Auszeichnungen der Stadt Wien an verdiente PrädagogInnen

Wien (OTS) - Die Zweite Präsidentin des Wiener Landtages, Marianne Klicka, überreichte an verdiente PädagogInnen für ihre lange, engagierte Berufsausübung, das vom Bundespräsidenten verliehene Silberne Ehrenzeichen um Verdienste der Republik Österreich und die Otto-Glöckel-Medaille der Stadt Wien. Das Silberne Ehrenzeichen erhielten die Direktorinnen Dipl.Päd.in Heidi Maria Bauer und Brigitte Marx sowie Oberschulrat Rudolf Wögerer. Die Otto-Glöckel-Medaillie erhielten Schulrätin Susanne Ertl, Direktorin Edith Gaderer-Witerna und Oberschulrat Walter Kern.
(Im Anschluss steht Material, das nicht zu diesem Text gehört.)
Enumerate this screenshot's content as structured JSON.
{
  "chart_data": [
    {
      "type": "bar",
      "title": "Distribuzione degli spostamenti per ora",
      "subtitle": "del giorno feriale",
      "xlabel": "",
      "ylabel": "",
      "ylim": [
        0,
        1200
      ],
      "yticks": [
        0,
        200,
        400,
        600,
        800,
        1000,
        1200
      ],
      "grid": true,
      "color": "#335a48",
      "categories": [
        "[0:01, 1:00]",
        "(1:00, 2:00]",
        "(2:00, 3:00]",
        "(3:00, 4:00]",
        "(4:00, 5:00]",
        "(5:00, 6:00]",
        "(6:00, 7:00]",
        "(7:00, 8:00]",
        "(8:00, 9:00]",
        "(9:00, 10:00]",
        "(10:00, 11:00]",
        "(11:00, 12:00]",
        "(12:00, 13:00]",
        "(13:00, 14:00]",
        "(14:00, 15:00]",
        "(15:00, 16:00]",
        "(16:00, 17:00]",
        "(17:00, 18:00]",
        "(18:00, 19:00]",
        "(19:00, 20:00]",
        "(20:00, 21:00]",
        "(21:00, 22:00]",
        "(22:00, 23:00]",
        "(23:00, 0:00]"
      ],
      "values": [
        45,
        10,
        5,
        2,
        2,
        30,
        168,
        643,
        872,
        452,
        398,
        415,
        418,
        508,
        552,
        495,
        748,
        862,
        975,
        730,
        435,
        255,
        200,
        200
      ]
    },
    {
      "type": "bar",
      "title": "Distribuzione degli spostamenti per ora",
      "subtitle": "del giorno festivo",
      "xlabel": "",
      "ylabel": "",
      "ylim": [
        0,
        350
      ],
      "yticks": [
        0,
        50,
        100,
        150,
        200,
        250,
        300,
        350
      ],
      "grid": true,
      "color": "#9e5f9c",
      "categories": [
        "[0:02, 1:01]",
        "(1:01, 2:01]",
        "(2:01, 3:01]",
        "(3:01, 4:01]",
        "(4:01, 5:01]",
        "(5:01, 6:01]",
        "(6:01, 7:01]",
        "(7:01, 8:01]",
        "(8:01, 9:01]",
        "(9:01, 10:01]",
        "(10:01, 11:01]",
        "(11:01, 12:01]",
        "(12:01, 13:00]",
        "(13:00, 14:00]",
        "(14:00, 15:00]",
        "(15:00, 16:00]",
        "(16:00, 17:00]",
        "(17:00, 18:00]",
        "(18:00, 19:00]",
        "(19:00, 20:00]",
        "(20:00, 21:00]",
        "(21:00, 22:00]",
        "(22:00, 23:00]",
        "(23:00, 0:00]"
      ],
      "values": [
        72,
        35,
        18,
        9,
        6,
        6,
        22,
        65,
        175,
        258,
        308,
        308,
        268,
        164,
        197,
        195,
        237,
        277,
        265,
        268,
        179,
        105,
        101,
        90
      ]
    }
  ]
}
Klicka gratulierte zur Anerkennung und Würdigung für außerordentliche Leistungen im Schulwesen

Präsidentin Klicka bezeichnete die zu Ehrenden als ausgezeichnete Fachleute mit besonders großem Engagement im Bereich der Wiener Schulentwicklung. Die WürdenträgerInnen haben in ihrem Berufsleben als Lehrerinnen und Lehrer, als Direktorinnen und Direktoren und als Vortragende für die StudentInnen in den vergangenen 40 Jahren wesentliche schulpolitische und schulorganisatorische Arbeit geleistet. Meilensteine waren darunter, die Bildung von Integrationsklassen, in denen eine begrenzte Zahl von behinderten Kindern gemeinsam mit so genannten nicht behinderten Kindern unterrichtet werden. Neben der kognitiven Förderung durch zwei PädagogInnen profitieren alle SchülerInnen einer Integrationsklasse auch wesentlich in sozialen Bereichen.

Der 1962 als Schulversuch eingeführte Polytechnische Lehrgang und die daraus entstandenen Polytechnische Schule für Schüler der 9. Schulstufe, dient der allgemeinen Berufsorientierung und der Betriebserkundung im Rahmen von berufskundlichen Exkursionen. Weiters entstand bereits 1980 die erste Wiener Musikhauptschule am Schöpfwerk mit dem Schwerpunkt der Musikausübung an Allgemeinen Schulen die Kreativität und das Talent der Schülerinnen und Schüler zu fördern und trägt daher auch zum besseren Lernergebnis bei.

Abschließend meinte Klicka: "Otto Glöckel hat als Initiator der Reformpädagogik der Zwischenkriegszeit vor 80 Jahren bereits die Ära der Österreichischen Schulreform eingeleitet. Sein größtes Ziel, nämlich die gemeinsame Schule der 10 bis 15 jährigen konnte aufgrund zahlreicher Widerstände bis heute nicht flächendeckend umgesetzt werden. Wie dürfen nicht müde werden, daran zu arbeiten."